Ecl-ips has been recognised for its part in the filming of the world’s tallest elevator buffer testing tower constructed by Oleo at its headquarters in Coventry. The project was widely covered in media outlets: The Manufacturer, ADS Advance magazine, Worcester News, Bromsgrove Advertiser, Midlands Business News and PSI Magazine.
The 32 metre tower allows the company to conduct tests on buffers designed for the high speed elevators installed in the world’s tallest buildings. Elevator buffers sit at the bottom of an elevator shaft and are a vital last safety mechanism in the unlikely event that all other safety mechanisms fail. They work by absorbing the impact of the free falling elevator, saving the lives of the elevator’s occupants. The tower has already enabled Oleo to manufacture the world’s largest hydraulic elevator buffer. At 15 metres tall, the buffer can absorb the impact of an elevator travelling at 20 metres per second.

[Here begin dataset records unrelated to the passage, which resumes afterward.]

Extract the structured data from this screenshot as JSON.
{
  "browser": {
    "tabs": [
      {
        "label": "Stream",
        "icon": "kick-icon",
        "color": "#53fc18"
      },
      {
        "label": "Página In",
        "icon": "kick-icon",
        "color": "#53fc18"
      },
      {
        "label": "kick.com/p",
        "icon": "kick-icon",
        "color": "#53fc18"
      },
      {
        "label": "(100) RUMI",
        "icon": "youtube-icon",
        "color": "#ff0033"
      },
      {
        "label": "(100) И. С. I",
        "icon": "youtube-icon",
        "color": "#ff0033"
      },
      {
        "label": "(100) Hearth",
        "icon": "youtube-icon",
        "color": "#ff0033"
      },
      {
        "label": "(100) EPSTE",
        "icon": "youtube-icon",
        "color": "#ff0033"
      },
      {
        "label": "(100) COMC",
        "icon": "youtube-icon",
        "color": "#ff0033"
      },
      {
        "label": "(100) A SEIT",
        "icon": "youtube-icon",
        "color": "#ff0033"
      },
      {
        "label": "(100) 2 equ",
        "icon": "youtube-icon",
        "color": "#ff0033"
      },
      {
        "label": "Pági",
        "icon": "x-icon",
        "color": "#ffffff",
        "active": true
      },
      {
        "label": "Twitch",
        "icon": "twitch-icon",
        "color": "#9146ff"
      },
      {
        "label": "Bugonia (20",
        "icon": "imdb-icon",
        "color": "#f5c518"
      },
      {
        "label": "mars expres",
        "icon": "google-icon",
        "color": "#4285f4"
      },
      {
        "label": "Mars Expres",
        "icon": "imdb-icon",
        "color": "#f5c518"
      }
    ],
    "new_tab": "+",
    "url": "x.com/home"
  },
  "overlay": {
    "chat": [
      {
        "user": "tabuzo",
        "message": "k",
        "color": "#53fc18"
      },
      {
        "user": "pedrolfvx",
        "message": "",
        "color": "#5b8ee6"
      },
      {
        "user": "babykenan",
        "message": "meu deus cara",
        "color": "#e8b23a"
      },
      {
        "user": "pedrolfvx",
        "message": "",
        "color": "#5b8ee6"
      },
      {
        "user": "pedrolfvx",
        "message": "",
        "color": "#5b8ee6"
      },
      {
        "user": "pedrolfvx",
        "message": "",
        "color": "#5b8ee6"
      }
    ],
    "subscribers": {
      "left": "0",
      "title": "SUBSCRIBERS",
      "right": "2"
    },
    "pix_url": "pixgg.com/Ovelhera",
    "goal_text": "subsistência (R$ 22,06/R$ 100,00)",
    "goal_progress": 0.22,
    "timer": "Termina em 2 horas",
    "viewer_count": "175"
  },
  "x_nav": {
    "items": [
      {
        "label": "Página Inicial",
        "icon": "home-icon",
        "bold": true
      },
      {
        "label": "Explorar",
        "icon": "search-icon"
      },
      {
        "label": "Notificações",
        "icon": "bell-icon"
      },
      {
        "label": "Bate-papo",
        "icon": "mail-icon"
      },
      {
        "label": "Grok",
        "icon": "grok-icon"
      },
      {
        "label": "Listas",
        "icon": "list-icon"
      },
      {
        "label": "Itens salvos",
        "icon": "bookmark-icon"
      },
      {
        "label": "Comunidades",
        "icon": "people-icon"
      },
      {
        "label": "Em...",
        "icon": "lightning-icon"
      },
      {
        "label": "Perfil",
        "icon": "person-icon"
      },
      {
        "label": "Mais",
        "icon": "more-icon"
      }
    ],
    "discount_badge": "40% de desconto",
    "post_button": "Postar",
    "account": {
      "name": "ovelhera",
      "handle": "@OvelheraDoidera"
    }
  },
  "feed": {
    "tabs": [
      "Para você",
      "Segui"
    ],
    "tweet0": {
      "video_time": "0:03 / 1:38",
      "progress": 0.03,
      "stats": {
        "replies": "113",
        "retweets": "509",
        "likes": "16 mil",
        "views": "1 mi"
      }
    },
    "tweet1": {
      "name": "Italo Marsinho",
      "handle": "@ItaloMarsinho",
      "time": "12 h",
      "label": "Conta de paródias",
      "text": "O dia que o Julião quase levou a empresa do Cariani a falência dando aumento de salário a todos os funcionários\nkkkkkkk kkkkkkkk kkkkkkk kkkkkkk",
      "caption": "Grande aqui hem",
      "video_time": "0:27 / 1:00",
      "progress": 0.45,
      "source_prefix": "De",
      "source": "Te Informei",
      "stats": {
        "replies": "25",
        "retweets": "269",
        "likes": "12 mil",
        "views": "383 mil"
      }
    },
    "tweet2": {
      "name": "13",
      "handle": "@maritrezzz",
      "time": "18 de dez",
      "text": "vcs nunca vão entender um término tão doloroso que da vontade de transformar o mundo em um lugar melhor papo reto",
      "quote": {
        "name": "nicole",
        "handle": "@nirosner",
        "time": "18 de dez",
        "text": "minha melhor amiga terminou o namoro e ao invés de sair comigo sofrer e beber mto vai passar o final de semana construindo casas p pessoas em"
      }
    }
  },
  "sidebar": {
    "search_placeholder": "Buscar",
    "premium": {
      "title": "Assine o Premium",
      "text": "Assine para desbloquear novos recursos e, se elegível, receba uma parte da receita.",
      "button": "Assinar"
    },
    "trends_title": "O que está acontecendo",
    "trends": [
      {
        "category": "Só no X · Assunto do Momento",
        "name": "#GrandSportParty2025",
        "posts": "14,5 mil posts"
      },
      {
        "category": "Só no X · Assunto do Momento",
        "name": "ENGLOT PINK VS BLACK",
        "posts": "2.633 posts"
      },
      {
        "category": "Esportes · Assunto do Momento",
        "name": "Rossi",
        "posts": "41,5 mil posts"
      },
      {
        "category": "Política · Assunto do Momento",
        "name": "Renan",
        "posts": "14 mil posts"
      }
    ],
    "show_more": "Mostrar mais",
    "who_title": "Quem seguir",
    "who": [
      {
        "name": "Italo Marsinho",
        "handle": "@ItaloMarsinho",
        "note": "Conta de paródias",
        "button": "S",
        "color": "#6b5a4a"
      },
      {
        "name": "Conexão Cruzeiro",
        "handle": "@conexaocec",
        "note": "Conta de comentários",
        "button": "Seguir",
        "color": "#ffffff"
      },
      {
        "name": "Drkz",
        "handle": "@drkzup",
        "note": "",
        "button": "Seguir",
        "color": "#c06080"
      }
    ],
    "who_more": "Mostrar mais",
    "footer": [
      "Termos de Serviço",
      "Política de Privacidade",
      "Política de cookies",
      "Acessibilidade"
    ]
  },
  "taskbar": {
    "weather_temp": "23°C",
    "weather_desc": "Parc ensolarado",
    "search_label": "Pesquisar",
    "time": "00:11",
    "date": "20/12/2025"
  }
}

Recognising the testing tower was an industry first, Oleo’s Marketing Manager Sandy Andringa wanted to record its construction to use in marketing activity. She commissioned freelance film maker Paul Duffy of Diamond Ocean, who had worked with the company previously, to investigate camera solutions. Paul had a very clear brief: he was looking for a camera that could be used in two distinct ways. Firstly, a fully weatherproofed camera needed to be installed externally to produce footage that could be used in a time lapse film showing the tower’s construction.
Secondly, once construction was finished, that camera, along with two additional cameras, needed to be installed inside the tower so they could be used in a testing capacity. This would enable Oleo’s technical team to examine each elevator buffer test and, in the case of a problem, pinpoint exactly when it occurred and have access to valuable data to help solve it.
Once Ecl-ips had been contracted by Oleo, Ecl-ips’s technical team and Paul carried out camera and software tests to ensure the hoped-for results could be achieved. In the end, a 5MP camera was selected. This was mounted vertically and precisely positioned to give the best possible view of the entire construction site.
Paul was delighted with the attitude of the Ecl-ips engineer on site. “He demonstrated an ability to overcome challenges successfully and was clearly very engaged with the project and its unique elements, which made the process so much easier.”
Once the camera had been deployed, Paul downloaded the images from the camera every 24 hours. He supplemented the footage with footage from additional mobile cameras when other views were required and used them to create a time lapse film of the entire process.